A low-frequency multiple-band sound insulator without blocking ventilation along a pipe

Abstract

It is challenging to insulate sound transmission in low frequency-bands without blocking the air flow in a pipe. In this work, a small and light membrane-based cubic sound insulator is created to block acoustic waves in multiple low frequency-bands from 200 to 800 Hz in pipes.
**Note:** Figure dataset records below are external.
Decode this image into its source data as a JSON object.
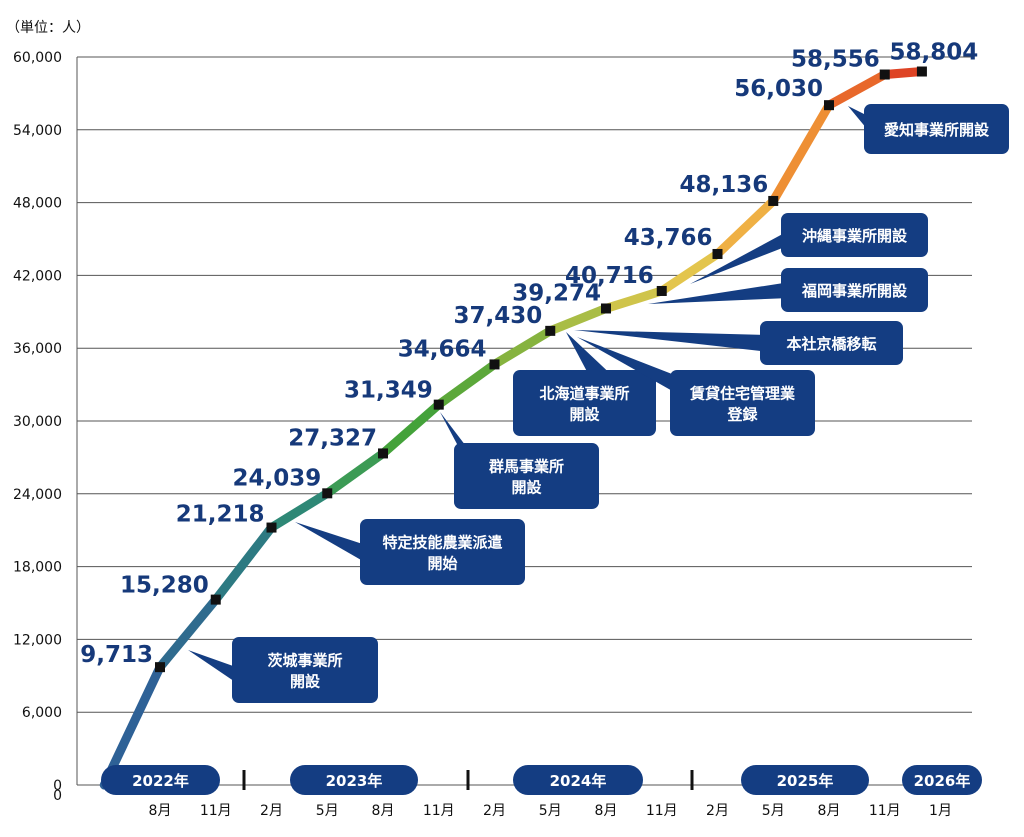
{
  "chart_data": {
    "type": "line",
    "unit_label": "（単位：人）",
    "ylim": [
      0,
      60000
    ],
    "yticks": [
      "0",
      "6,000",
      "12,000",
      "18,000",
      "24,000",
      "30,000",
      "36,000",
      "42,000",
      "48,000",
      "54,000",
      "60,000"
    ],
    "grid": true,
    "years": [
      "2022年",
      "2023年",
      "2024年",
      "2025年",
      "2026年"
    ],
    "month_labels": [
      "8月",
      "11月",
      "2月",
      "5月",
      "8月",
      "11月",
      "2月",
      "5月",
      "8月",
      "11月",
      "2月",
      "5月",
      "8月",
      "11月",
      "1月"
    ],
    "series": [
      {
        "points": [
          {
            "x": "2022-05",
            "y": 0
          },
          {
            "x": "2022-08",
            "y": 9713,
            "label": "9,713"
          },
          {
            "x": "2022-11",
            "y": 15280,
            "label": "15,280"
          },
          {
            "x": "2023-02",
            "y": 21218,
            "label": "21,218"
          },
          {
            "x": "2023-05",
            "y": 24039,
            "label": "24,039"
          },
          {
            "x": "2023-08",
            "y": 27327,
            "label": "27,327"
          },
          {
            "x": "2023-11",
            "y": 31349,
            "label": "31,349"
          },
          {
            "x": "2024-02",
            "y": 34664,
            "label": "34,664"
          },
          {
            "x": "2024-05",
            "y": 37430,
            "label": "37,430"
          },
          {
            "x": "2024-08",
            "y": 39274,
            "label": "39,274"
          },
          {
            "x": "2024-11",
            "y": 40716,
            "label": "40,716"
          },
          {
            "x": "2025-02",
            "y": 43766,
            "label": "43,766"
          },
          {
            "x": "2025-05",
            "y": 48136,
            "label": "48,136"
          },
          {
            "x": "2025-08",
            "y": 56030,
            "label": "56,030"
          },
          {
            "x": "2025-11",
            "y": 58556,
            "label": "58,556"
          },
          {
            "x": "2026-01",
            "y": 58804,
            "label": "58,804"
          }
        ]
      }
    ],
    "annotations": [
      {
        "lines": [
          "茨城事業所",
          "開設"
        ],
        "x": "2022-08"
      },
      {
        "lines": [
          "特定技能農業派遣",
          "開始"
        ],
        "x": "2023-02"
      },
      {
        "lines": [
          "群馬事業所",
          "開設"
        ],
        "x": "2023-11"
      },
      {
        "lines": [
          "北海道事業所",
          "開設"
        ],
        "x": "2024-05"
      },
      {
        "lines": [
          "賃貸住宅管理業",
          "登録"
        ],
        "x": "2024-05"
      },
      {
        "lines": [
          "本社京橋移転"
        ],
        "x": "2024-05"
      },
      {
        "lines": [
          "福岡事業所開設"
        ],
        "x": "2024-11"
      },
      {
        "lines": [
          "沖縄事業所開設"
        ],
        "x": "2025-02"
      },
      {
        "lines": [
          "愛知事業所開設"
        ],
        "x": "2025-08"
      }
    ]
  }
}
Due to distinct vibration modes of the membrane-type faces of the insulator and co-action of acoustic waves transmitting along different paths, large sound attenuation is achieved in multiple frequency-bands, and the maximum transmission loss reaches 25 dB. Furthermore, because the sound insulator with a deep subwavelength size is smaller than the cross-sectional area of the pipe, it does not block ventilation along the pipe.

Figure 1

Experimental apparatus. (a) The model (left) and photo (right) of a MFCB. (b) Experimental apparatus for measuring the transmission loss induced by the MFCB. The distance between the adjacent microphones at the input end (or output end) is $15\text{cm}$ $s_1=s_2=15\text{cm}$ and the distance between the microphone 2 (or 3) to the MFCB is 45 cm $l_1=l_2=45\text{cm}$ (the figure is created using SOLIDWORKS 2016).

Figure 2

Transmission losses induced by the MFCB and the mechanism. (a) Measured transmission losses induced by the MFCBs created with two types of membranes, plastic and latex. (b) Comparison between the simulated and measured transmission losses induced by a MFCB based on latex membranes. (c) Vibration modes of the faces of the MFCB and acoustic intensities (red arrows) around the MFCB obtained at four sound attenuation peaks. (d) Comparison of acoustic intensities between the performance of a MFCB (Blue and red arrows indicate acoustic intensities in and around the MFCB, respectively.) and that of a HQ pipe (the figure is created using MATLAB 2016 and COMSOL 5.5).

Figure 3

Performance of multiple MFCBs. (a) A string of MFCBs established in a pipe. (b) The dispersion of a periodic structure consisting of a string of MFCBs. The lattice constant is $d=15\text{cm}$ and the equivalent Young's modii of the MFCBs are identical, which are $E=4.9\times {10}^{10}\text{Pa}$. (c) Simulated transmission losses induced by a string of five MFCBs with identical parameters. (d) Simulated transmission losses induced by three MFCBs with different Young's moduli. (e) Comparing between simulated and measured transmission losses induced by three MFCBs with different Young's modii of $E_1=6.1\times {10}^{10}\text{Pa}$, $E_2=7.1\times {10}^{10}\text{Pa}$ and $E_3=8.9\times {10}^{10}\text{Pa}$ (the figure is created using MATLAB 2016 and COMSOL 5.5).

Figure 4

Influences of an air flow. (a) Experimental apparatus for evaluating the influence of the MFCB on the ventilation along a pipe. (b) Comparison of the measured and simulated results of the pressure drop induced by a MFCB with different input air flow velocities. (c) Experimental apparatus for measuring the transmission loss induced by a MFCB under an air flow. (d) Measured transmission losses with and without an air flow (the figure is created using SOLIDWORKS 2016, MATLAB 2016 and COMSOL 5.5).